Everything to do this April for a healthy, productive farm
Seasons are everything for productivity, so kick start the month with this autumn checklist.
Words: Nadene Hall
• New ryegrass growth (including regrowth of old grass) can cause grass staggers (magnesium deficiency), nitrate poisoning and bloat in autumn. Encourage the growth of clover, chicory and other plants to minimise the available amount of ryegrass. Feed supplements, restrict access to new growth, and allow grasses to mature before animals graze it. This is better for both the plants and for livestock.
• With remaining humidity in northern areas there may still be a risk of high facial eczema spores. Check spore levels for weekly local updates.
• Resow pasture in warmer areas while the soil temperature and weather are still good. Options to consider include endophyte-free ryegrasses, various clover varieties, herbal plants like plantain and chicory, and drought-tolerant pasture plants such as cocksfoot, phalaris and prairie grass.
• Test your soil. Fertiliser and lime need to be applied before any pasture is resown. As good rainfall is also necessary, timing is crucial. Other farmers will also be waiting for rain and so there may be a queue for the fertiliser to be spread – stay in touch with your contractor.
• Last year’s calves should be weaned by now, so get condition on them and their mothers. If you’ve had a dry summer, late weaning tends to lead to cows in poorer condition heading into winter and weaner weights that are lower than average.
• Warm, moist conditions will increase lice and internal parasites. Get faecal egg counts done and drench only as required.
• “Ill-thrift” in autumn can cause calves to ‘fade’, losing weight and condition. This can be caused by a combination of factors including low quality feed, parasite burdens, low copper levels, and sensitivity to fungus in the grass.
• On some blocks, supplementary feeding-out during late summer and autumn (rather than winter) ensures stock go into winter in good condition. This gives pregnant cattle and/or beef cattle the best chance of maintaining health and weight over winter. Trying to get condition onto an animal in winter is difficult, and the feed required will be more expensive.
• Maintain facial eczema treatments if your area is still affected by high spore counts. Spores thrive in warm, humid weather and in a thick sward of old grass at the base of new growing pasture.
• Ewes need good feed and treatment before going to the ram so get faecal egg counts done and treat quickly, if required.
• Talk to your vet about copper supplementation. Obvious symptoms include light-coloured coats and anaemia. Subclinical symptoms can include low conception rates, diarrhoea, reduced growth rates, disease susceptibility and lameness.

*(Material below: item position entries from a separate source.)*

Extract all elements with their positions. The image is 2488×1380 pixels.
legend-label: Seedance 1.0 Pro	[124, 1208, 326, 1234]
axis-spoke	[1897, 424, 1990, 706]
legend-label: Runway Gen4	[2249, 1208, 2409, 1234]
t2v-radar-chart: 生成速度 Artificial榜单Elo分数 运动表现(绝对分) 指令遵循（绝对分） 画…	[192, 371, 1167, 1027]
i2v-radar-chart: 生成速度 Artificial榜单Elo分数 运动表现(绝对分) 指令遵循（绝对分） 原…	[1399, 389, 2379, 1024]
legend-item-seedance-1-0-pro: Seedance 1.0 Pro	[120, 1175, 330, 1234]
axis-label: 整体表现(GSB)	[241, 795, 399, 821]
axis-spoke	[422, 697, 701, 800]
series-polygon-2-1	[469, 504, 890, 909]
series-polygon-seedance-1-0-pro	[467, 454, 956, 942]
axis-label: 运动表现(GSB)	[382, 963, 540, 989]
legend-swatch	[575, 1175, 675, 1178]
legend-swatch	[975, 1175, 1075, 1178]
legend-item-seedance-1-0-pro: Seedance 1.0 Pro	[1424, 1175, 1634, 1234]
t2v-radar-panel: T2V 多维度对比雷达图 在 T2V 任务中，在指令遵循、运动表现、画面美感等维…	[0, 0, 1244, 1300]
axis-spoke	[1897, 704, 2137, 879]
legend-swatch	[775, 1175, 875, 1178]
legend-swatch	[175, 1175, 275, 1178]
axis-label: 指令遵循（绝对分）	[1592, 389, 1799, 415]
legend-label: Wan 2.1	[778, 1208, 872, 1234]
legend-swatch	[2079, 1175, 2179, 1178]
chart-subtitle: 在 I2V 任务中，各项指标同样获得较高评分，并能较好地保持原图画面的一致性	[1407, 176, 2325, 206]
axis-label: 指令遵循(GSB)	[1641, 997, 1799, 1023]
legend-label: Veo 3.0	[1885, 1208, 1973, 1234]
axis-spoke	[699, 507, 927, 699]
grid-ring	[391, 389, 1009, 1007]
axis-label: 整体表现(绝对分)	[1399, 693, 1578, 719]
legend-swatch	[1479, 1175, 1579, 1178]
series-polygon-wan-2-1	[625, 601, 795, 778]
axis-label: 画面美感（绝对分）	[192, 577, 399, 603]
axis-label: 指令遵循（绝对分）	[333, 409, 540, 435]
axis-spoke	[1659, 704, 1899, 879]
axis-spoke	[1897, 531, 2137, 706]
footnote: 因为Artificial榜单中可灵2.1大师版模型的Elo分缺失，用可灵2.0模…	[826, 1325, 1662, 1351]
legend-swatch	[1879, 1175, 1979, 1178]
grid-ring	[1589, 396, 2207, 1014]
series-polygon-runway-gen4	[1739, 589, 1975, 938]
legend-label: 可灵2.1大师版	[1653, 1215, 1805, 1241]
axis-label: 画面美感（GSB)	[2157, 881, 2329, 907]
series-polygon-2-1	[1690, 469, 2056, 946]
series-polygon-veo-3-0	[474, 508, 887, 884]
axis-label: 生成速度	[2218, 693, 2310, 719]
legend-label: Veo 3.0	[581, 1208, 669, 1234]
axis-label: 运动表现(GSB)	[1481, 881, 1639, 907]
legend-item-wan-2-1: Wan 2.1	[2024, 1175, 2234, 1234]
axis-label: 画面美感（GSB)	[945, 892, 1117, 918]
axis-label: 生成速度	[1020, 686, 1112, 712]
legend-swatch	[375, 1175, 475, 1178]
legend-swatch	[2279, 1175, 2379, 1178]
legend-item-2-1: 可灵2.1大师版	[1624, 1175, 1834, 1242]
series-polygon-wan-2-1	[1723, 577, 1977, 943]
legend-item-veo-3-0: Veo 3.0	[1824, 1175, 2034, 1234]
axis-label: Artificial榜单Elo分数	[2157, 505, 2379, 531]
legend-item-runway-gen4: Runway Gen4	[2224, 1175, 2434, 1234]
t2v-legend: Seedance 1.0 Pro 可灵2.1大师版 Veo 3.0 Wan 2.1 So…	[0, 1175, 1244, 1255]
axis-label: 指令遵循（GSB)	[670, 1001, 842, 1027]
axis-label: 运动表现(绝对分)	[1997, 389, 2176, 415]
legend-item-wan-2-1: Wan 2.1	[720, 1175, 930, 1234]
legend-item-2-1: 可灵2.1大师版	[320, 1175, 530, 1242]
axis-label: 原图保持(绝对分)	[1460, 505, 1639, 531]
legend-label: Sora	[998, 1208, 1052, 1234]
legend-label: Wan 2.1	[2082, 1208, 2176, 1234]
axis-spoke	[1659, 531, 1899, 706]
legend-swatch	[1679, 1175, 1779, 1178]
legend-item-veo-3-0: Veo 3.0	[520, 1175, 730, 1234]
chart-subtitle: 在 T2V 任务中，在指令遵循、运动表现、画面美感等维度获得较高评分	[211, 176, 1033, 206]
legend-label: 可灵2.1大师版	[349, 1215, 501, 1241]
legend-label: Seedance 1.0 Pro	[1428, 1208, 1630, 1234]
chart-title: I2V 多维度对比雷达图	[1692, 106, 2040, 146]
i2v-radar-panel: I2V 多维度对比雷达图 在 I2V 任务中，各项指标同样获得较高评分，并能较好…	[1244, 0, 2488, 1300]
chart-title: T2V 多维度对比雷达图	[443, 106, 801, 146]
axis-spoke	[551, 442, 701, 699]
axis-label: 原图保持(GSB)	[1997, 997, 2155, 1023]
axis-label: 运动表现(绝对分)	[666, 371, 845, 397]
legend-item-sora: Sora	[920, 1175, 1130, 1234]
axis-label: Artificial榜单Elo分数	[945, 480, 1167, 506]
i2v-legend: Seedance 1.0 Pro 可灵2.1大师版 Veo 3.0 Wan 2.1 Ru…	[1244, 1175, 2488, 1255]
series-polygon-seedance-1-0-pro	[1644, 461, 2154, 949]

• Rams will typically be finishing their work in the North Island and heading out in the South Island. Timing of lambing should be scheduled to your spring weather and feed conditions. Have a good paddock of feed and/or supplementary feed for rams to regain condition they will lose during mating.
• If your buck has finished his work for this mating season, make sure he has good food and supplements and is back in condition before winter.
• In wet areas watch for footrot. Trim hooves and soak in a zinc sulphate solution each week, a few minutes of soaking then 30 minutes drying before you return animals to the paddock. Avoid breeding from regular victims.
• Autumn is a prime time for lice in fibre goats, especially those that have longer coats or are run-down from poor feed. Use
a pour-on product like Cypour, which should be repeated at fortnightly intervals.
• Check if your sow is pregnant by looking for signs of her coming back into season (about 18-21 days after her last cycle). Pregnant sows will birth 115 days (3 months, 3 weeks and 3 days) after mating, with a range from 110-120 days. Most changes occur in the last four weeks as the udder fills and teats become more prominent. The vulva will get swollen in the days before farrowing and often the abdomen will hang lower as ligaments stretch in preparation.
• Pigs can get lice and internal parasites, especially in the warm, wet conditions of early autumn. Talk to your vet about drenching options.
• Pigs love vegetable and green garden waste but be careful not to feed them poisonous plants (ie, tomato plants). Pigs also love acorns and acorns are said to add flavour to the meat. Make sure other animals don’t get access to the acorns as they can be toxic. Don’t feed green acorns as these can upset a pig’s digestive system.
KEEP LIVESTOCK WELL FED NOW
If you’ve had dry summer conditions, autumn growth won’t be very nutritious. Keep up supplemental feed as it is much cheaper to maintain condition than to try and get condition back on cattle and sheep over winter.